Indicated Lecture Hours (which may also include seminars, tutorials, workshops and other contact time) are approximate and may include in-class tests where one or more of these are an assessment on the module. In-class tests are scheduled/organised separately to taught content and will be published on to student personal timetables, where they apply to taken modules, as soon as they are finalised by central administration. This will usually be after the initial publication of the teaching timetable for the relevant semester.

## Reading list

https://readinglists.surrey.ac.uk

Upon accessing the reading list, please search for the module using the module code: **PHYM039**

## Other information

The School of Mathematics and Physics is committed to developing graduates with strengths in Employability, Digital Capabilities, Global and Cultural Capabilities, Sustainability, and Resourcefulness and Resilience. This module is designed to allow students to develop knowledge, skills, and capabilities in the following areas:

__Resourcefulness & resilience__:

The mathematical content and methodology of the module forces students to develop problem solving skills in Physics and encourages critical thinking and reflection. Further to the more standard assessment in the form of a final year exam, students are also assessed on a coursework component, where they are given 3 to 4 topics to investigate on, with the aim to analyse them more in depth by performing some dedicated research. Students take up this extra challenge very well, and show a high degree of commitment, resourcefulness and resilience.

__Employability:__

By enhancing the mathematical and problem-solving skills of the students, the module offers large scope for increased employability. The general methodologies reviewed in the module will serve as a solid basis for making predictions in terms of theoretical modelling of different phenomena, not only in the physical sciences, but also in other disciplines. The coursework component of the module also offers scope for independent research work, to be compiled into a professional report, thereby helping student to enhance their written presentation skills.
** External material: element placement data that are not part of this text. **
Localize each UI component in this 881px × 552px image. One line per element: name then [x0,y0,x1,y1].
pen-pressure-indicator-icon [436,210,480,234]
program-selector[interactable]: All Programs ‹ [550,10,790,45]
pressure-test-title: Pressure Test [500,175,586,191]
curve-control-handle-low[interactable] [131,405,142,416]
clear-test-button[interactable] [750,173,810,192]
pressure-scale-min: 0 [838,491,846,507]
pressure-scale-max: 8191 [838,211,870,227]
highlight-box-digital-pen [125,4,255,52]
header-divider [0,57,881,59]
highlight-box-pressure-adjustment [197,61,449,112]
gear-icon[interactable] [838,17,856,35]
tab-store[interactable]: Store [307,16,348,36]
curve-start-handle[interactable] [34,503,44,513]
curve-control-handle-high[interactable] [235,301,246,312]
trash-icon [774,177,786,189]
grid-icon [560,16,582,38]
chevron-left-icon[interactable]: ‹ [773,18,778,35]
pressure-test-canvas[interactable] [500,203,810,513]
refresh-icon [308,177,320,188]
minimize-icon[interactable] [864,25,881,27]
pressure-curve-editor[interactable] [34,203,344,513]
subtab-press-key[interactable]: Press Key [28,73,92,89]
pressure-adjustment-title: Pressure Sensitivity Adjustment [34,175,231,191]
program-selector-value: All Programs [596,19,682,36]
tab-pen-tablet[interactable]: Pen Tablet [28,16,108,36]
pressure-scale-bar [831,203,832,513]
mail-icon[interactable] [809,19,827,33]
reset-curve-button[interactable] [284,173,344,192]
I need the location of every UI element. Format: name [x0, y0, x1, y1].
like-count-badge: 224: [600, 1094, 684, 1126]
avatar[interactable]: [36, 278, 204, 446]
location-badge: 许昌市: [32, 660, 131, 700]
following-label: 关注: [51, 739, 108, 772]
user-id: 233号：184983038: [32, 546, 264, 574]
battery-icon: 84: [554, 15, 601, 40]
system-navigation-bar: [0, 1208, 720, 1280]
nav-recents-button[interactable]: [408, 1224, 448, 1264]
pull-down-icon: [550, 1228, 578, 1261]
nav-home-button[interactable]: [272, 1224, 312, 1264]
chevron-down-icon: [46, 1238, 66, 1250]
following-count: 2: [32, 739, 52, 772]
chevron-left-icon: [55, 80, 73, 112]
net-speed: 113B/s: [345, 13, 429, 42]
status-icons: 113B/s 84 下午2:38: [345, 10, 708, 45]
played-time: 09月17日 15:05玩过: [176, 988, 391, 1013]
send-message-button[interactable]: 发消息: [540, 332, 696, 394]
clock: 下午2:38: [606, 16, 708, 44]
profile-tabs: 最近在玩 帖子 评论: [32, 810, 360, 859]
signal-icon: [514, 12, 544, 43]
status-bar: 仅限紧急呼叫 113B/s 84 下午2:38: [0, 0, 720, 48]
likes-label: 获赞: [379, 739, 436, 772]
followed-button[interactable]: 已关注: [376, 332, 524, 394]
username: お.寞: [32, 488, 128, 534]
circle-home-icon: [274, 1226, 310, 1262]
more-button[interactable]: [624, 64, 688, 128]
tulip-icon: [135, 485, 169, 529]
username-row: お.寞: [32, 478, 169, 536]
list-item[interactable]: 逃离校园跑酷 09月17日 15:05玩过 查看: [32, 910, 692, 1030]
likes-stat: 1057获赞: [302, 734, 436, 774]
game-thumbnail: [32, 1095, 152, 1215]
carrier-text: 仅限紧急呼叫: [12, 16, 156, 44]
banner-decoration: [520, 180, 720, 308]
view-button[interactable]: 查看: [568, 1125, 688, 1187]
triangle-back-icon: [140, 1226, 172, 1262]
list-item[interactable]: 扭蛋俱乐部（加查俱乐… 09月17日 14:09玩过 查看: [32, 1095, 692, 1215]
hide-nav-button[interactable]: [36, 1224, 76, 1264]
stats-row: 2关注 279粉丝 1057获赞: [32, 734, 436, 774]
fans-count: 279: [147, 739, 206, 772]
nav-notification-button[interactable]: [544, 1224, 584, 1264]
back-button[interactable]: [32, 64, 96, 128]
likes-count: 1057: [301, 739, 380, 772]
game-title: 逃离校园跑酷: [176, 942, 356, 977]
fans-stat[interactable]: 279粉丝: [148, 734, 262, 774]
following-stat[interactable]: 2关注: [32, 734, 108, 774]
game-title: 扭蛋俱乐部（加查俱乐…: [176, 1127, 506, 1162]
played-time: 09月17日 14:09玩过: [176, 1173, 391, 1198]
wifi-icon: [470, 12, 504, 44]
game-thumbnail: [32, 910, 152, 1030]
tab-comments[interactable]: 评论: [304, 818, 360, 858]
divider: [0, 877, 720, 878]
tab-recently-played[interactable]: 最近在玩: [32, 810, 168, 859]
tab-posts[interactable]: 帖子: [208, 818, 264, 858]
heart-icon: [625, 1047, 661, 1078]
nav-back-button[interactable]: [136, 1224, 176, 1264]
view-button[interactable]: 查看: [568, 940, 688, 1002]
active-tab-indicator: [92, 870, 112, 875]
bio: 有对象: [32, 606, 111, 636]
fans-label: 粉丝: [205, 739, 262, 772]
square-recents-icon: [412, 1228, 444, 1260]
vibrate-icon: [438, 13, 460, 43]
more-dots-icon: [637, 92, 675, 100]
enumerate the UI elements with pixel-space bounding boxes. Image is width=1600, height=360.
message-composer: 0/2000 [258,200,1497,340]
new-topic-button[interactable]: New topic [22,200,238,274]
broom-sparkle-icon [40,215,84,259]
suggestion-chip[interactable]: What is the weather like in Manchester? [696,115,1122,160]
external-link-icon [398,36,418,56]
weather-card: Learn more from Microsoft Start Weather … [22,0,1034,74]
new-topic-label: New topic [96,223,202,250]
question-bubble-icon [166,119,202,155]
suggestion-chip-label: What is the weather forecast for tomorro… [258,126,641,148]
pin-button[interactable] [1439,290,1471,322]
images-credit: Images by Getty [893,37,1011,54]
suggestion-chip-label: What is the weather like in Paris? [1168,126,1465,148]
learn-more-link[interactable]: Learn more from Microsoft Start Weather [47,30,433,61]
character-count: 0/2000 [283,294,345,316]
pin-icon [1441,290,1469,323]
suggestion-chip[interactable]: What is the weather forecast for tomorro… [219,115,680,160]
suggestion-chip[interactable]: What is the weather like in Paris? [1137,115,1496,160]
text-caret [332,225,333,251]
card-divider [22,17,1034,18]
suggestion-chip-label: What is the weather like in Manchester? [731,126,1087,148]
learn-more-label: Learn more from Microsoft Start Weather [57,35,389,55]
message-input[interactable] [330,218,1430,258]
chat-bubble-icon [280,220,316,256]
## Programmes this module appears in

Programme | Semester | Classification | Qualifying conditions |
---|---|---|---|

Physics with Quantum Technologies MPhys | 2 | Optional | A weighted aggregate mark of 50% is required to pass the module |

Mathematics with Statistics MMath | 2 | Optional | A weighted aggregate mark of 50% is required to pass the module |

Physics with Nuclear Astrophysics MPhys | 2 | Optional | A weighted aggregate mark of 50% is required to pass the module |

Physics with Astronomy MPhys | 2 | Optional | A weighted aggregate mark of 50% is required to pass the module |

Physics MPhys | 2 | Optional | A weighted aggregate mark of 50% is required to pass the module |

Mathematics MMath | 2 | Optional | A weighted aggregate mark of 50% is required to pass the module |

Mathematics MSc | 2 | Optional | A weighted aggregate mark of 50% is required to pass the module |

Physics with Quantum Computing MPhys | 2 | Optional | A weighted aggregate mark of 50% is required to pass the module |

Physics MSc | 2 | Optional | A weighted aggregate mark of 50% is required to pass the module |

Mathematics and Physics MPhys | 2 | Optional | A weighted aggregate mark of 50% is required to pass the module |

Mathematics and Physics MMath | 2 | Optional | A weighted aggregate mark of 50% is required to pass the module |

Please note that the information detailed within this record is accurate at the time of publishing and may be subject to change. This record contains information for the most up to date version of the programme / module for the 2024/5 academic year.